Strengthening the Economic Resilience of Female Garment Workers during COVID19 – Phase 2
Publication Date: 01/02/2022
This is the End of Project Evaluation Report for the Strengthening the Economic Resilience of Female Garment Workers during COVID19 – Phase 2 (SER) Project which was implemented in Phnom Penh, Kandal and Kampong Speu provinces. The Project commenced in July 2021 and concluded in February 2022. The goal of the project was to strengthen the economic resilience of female garment workers who are socially and economically marginalized in Cambodia to cope with the negative impacts of COVID-19. In order to conduct the evaluation, data was collected through a comprehensive literature review and fieldwork. The literature review was conducted reviewing reports and documents from the SER Project and also other relevant external publications. The evaluation interviewed 400 people and was conducted in January 2022.
• It should be noted that the project was not wholly a humanitarian type intervention project, which tend to have a short implementation period, rather the project had knowledge, capacity and resilience training elements which require a longer timeframe to implement. For this reason, as well as the delay to the start of the project and the impact of the COVID-19 pandemic, project staff were faced with a high workload within a challenging environment. Specifically, a longer time period would have given more time to prepare for project interventions such as the training, baseline and rapid situation assessment of the labour market. With more time the baseline and rapid situation assessment of the labour market could have been used to better tailor and inform the development of the training materials and curriculum.

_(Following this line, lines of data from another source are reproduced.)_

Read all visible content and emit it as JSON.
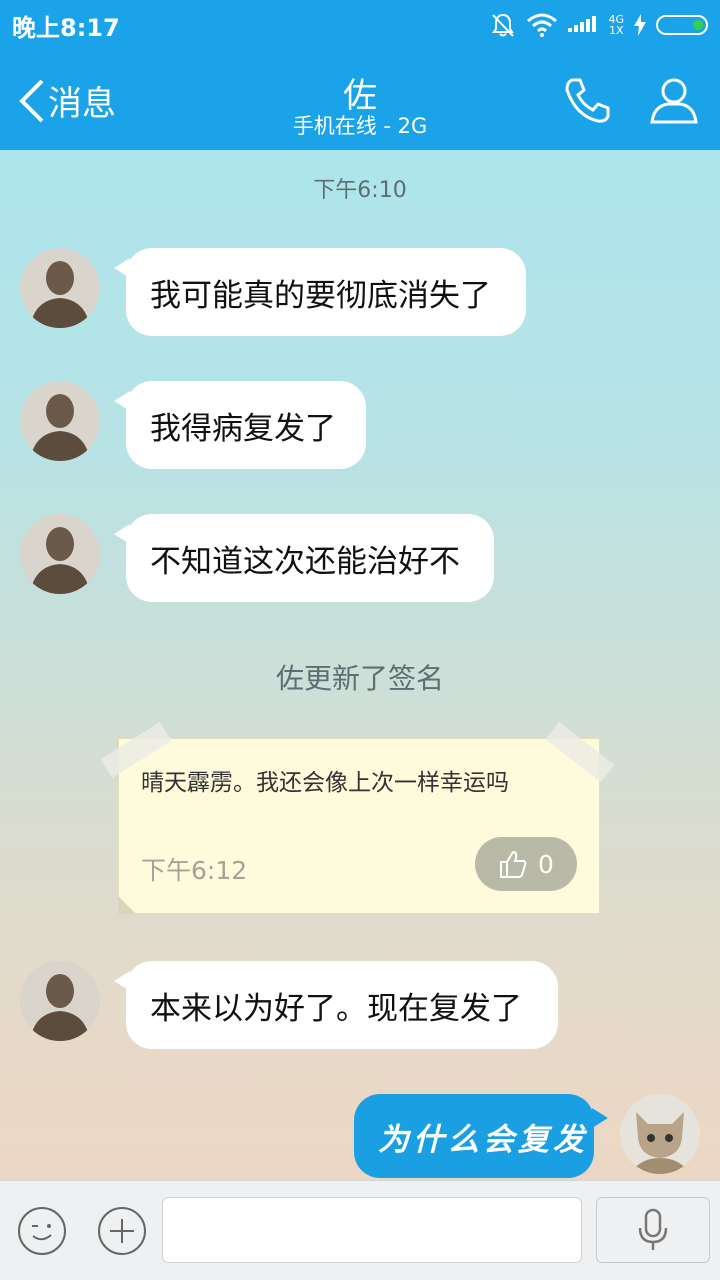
{
  "status_bar": {
    "time": "晚上8:17",
    "network_top": "4G",
    "network_bottom": "1X"
  },
  "header": {
    "back_label": "消息",
    "contact_name": "佐",
    "contact_status": "手机在线 - 2G"
  },
  "chat": {
    "timestamp": "下午6:10",
    "incoming": [
      {
        "text": "我可能真的要彻底消失了"
      },
      {
        "text": "我得病复发了"
      },
      {
        "text": "不知道这次还能治好不"
      }
    ],
    "system_notice": "佐更新了签名",
    "signature_card": {
      "text": "晴天霹雳。我还会像上次一样幸运吗",
      "time": "下午6:12",
      "likes": "0"
    },
    "incoming_after": {
      "text": "本来以为好了。现在复发了"
    },
    "outgoing": {
      "text": "为什么会复发"
    }
  },
  "input_bar": {
    "placeholder": ""
  },
  "colors": {
    "header_blue": "#1aa3e8",
    "outgoing_bubble": "#1aa0e2",
    "battery_green": "#35d14a",
    "note_paper": "#fdfbdc"
  }
}
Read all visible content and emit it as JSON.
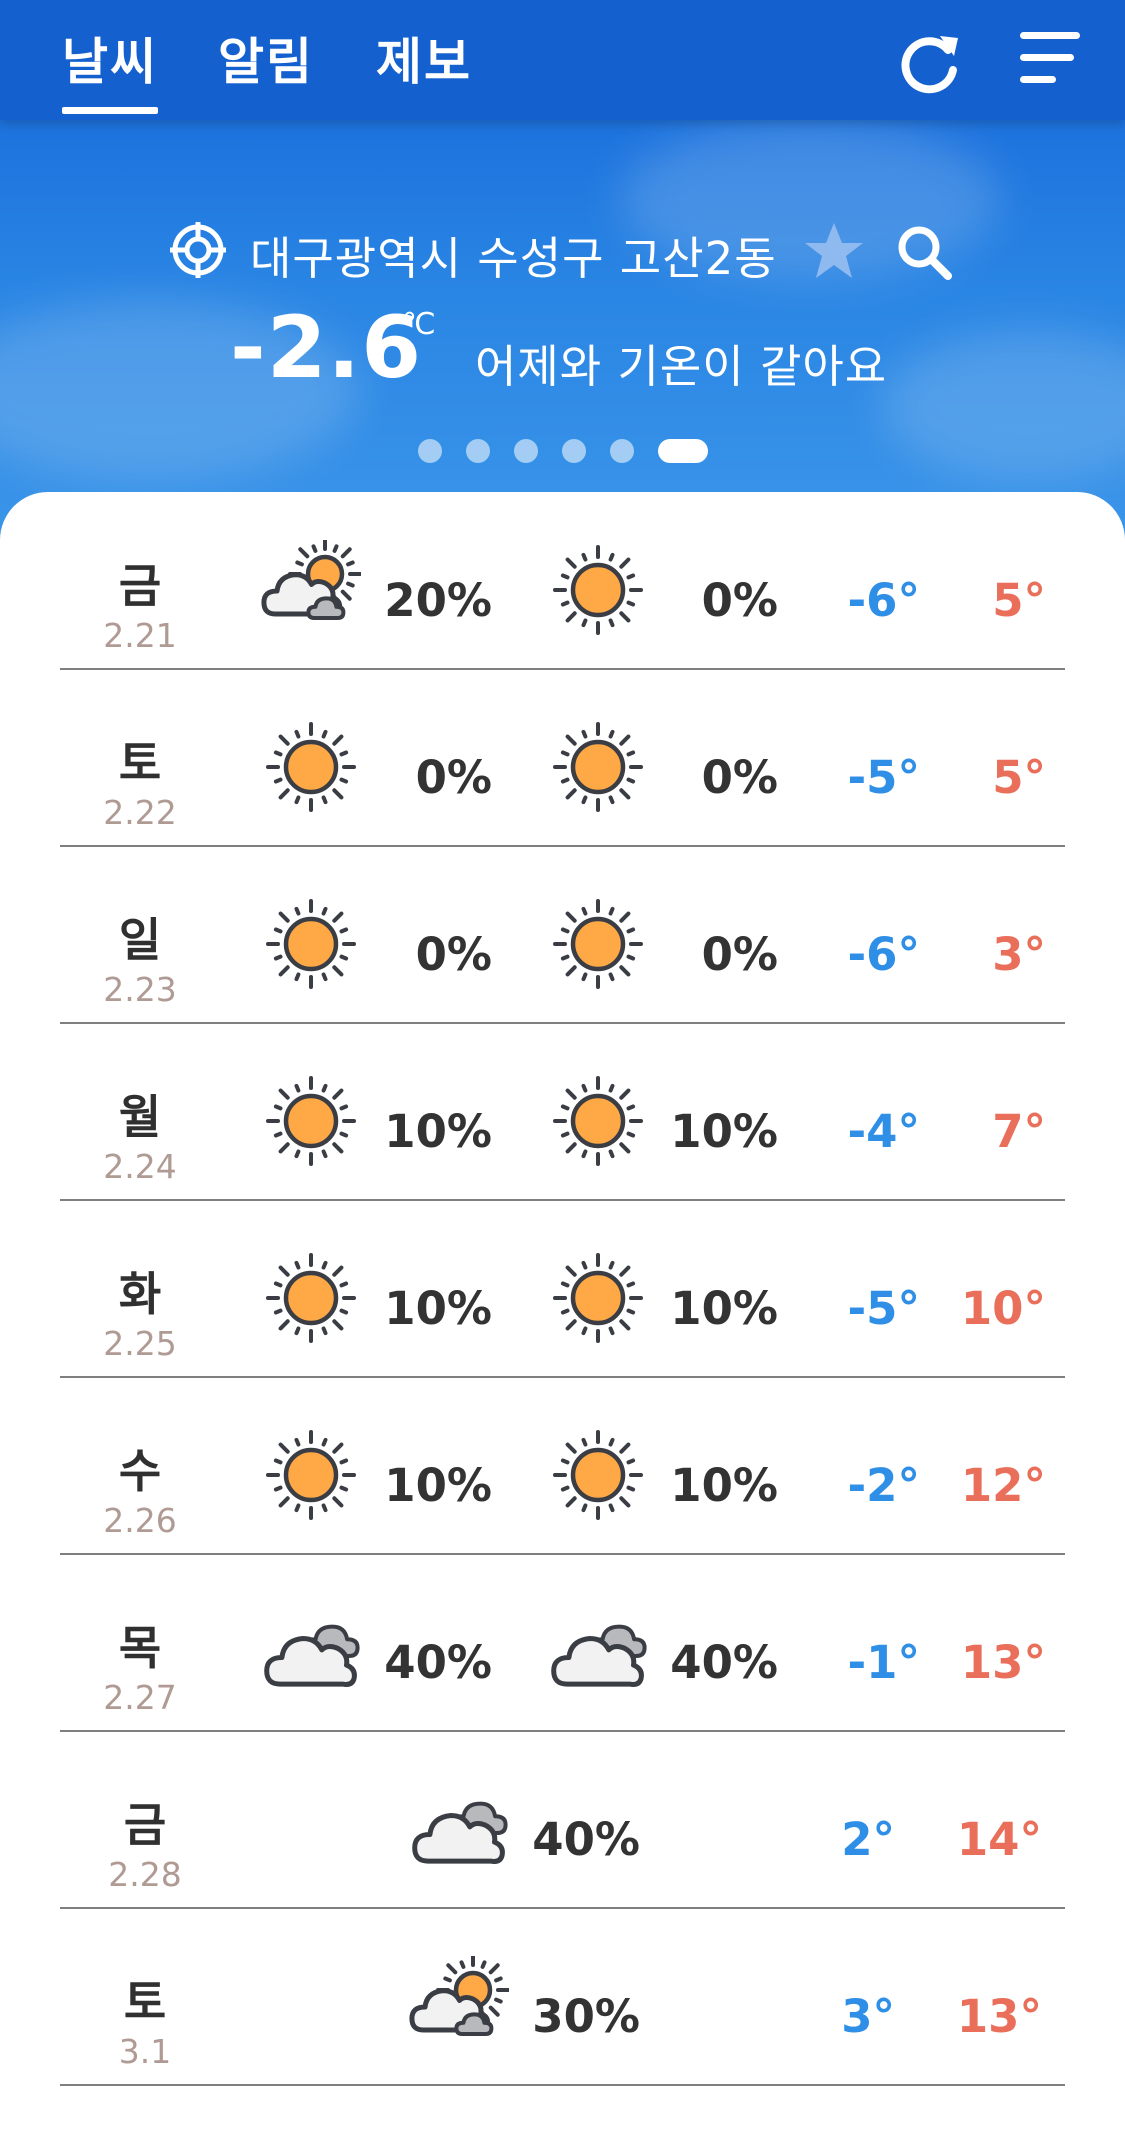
{
  "tabs": [
    {
      "label": "날씨",
      "active": true
    },
    {
      "label": "알림",
      "active": false
    },
    {
      "label": "제보",
      "active": false
    }
  ],
  "location": {
    "name": "대구광역시 수성구 고산2동"
  },
  "current": {
    "temperature": "-2.6",
    "unit": "℃",
    "comparison": "어제와 기온이 같아요"
  },
  "pager": {
    "count": 6,
    "active_index": 5
  },
  "icons": {
    "refresh": "refresh-icon",
    "menu": "menu-icon",
    "location": "location-target-icon",
    "favorite": "star-icon",
    "search": "search-icon",
    "sunny": "sun-icon",
    "cloudy": "cloud-icon",
    "partly_cloudy": "partly-cloudy-icon"
  },
  "colors": {
    "header": "#1560cf",
    "sky": "#2a86e4",
    "min_temp": "#2f8fe6",
    "max_temp": "#ea6f5b",
    "date": "#b09b94",
    "sun": "#ffa846"
  },
  "forecast": [
    {
      "day": "금",
      "date": "2.21",
      "am_icon": "partly_cloudy",
      "am_rain": "20%",
      "pm_icon": "sunny",
      "pm_rain": "0%",
      "min": "-6°",
      "max": "5°"
    },
    {
      "day": "토",
      "date": "2.22",
      "am_icon": "sunny",
      "am_rain": "0%",
      "pm_icon": "sunny",
      "pm_rain": "0%",
      "min": "-5°",
      "max": "5°"
    },
    {
      "day": "일",
      "date": "2.23",
      "am_icon": "sunny",
      "am_rain": "0%",
      "pm_icon": "sunny",
      "pm_rain": "0%",
      "min": "-6°",
      "max": "3°"
    },
    {
      "day": "월",
      "date": "2.24",
      "am_icon": "sunny",
      "am_rain": "10%",
      "pm_icon": "sunny",
      "pm_rain": "10%",
      "min": "-4°",
      "max": "7°"
    },
    {
      "day": "화",
      "date": "2.25",
      "am_icon": "sunny",
      "am_rain": "10%",
      "pm_icon": "sunny",
      "pm_rain": "10%",
      "min": "-5°",
      "max": "10°"
    },
    {
      "day": "수",
      "date": "2.26",
      "am_icon": "sunny",
      "am_rain": "10%",
      "pm_icon": "sunny",
      "pm_rain": "10%",
      "min": "-2°",
      "max": "12°"
    },
    {
      "day": "목",
      "date": "2.27",
      "am_icon": "cloudy",
      "am_rain": "40%",
      "pm_icon": "cloudy",
      "pm_rain": "40%",
      "min": "-1°",
      "max": "13°"
    },
    {
      "day": "금",
      "date": "2.28",
      "icon": "cloudy",
      "rain": "40%",
      "min": "2°",
      "max": "14°"
    },
    {
      "day": "토",
      "date": "3.1",
      "icon": "partly_cloudy",
      "rain": "30%",
      "min": "3°",
      "max": "13°"
    }
  ]
}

• The focus on social protections in the project interventions was a relative new topic especially for factory workers, who are mostly only aware of the NSSF and the IDPoor. As highlighted as an unexpected result of the project, many project participants directing enquiries to local authorities about social protections. While local authorities are aware of social protections in general, they do not have detailed knowledge, especially since many social protections are administered at the national level and not at the village level. Therefore, more cooperation with local authorities should have been sought in order to prepare the local authorities for this situation.
• The delay in the signing the project’s administrative contract, caused the project to miss opportunities to use the findings of the baseline survey and the rapid situation assessment of the labour market to better inform the development of the project’s training activities.
• The evaluation found that while knowledge of GBV improved, the same was not the case for sexual harassment. Indeed, respondents who could not identify sexual harassment increased from 32% (114/356) at the baseline to 38% (139/362) at the endline. Project staff reported that this was not an unexpected finding as CARE’s previous sexual harassment projects had encountered similar such resistance to changing attitudes.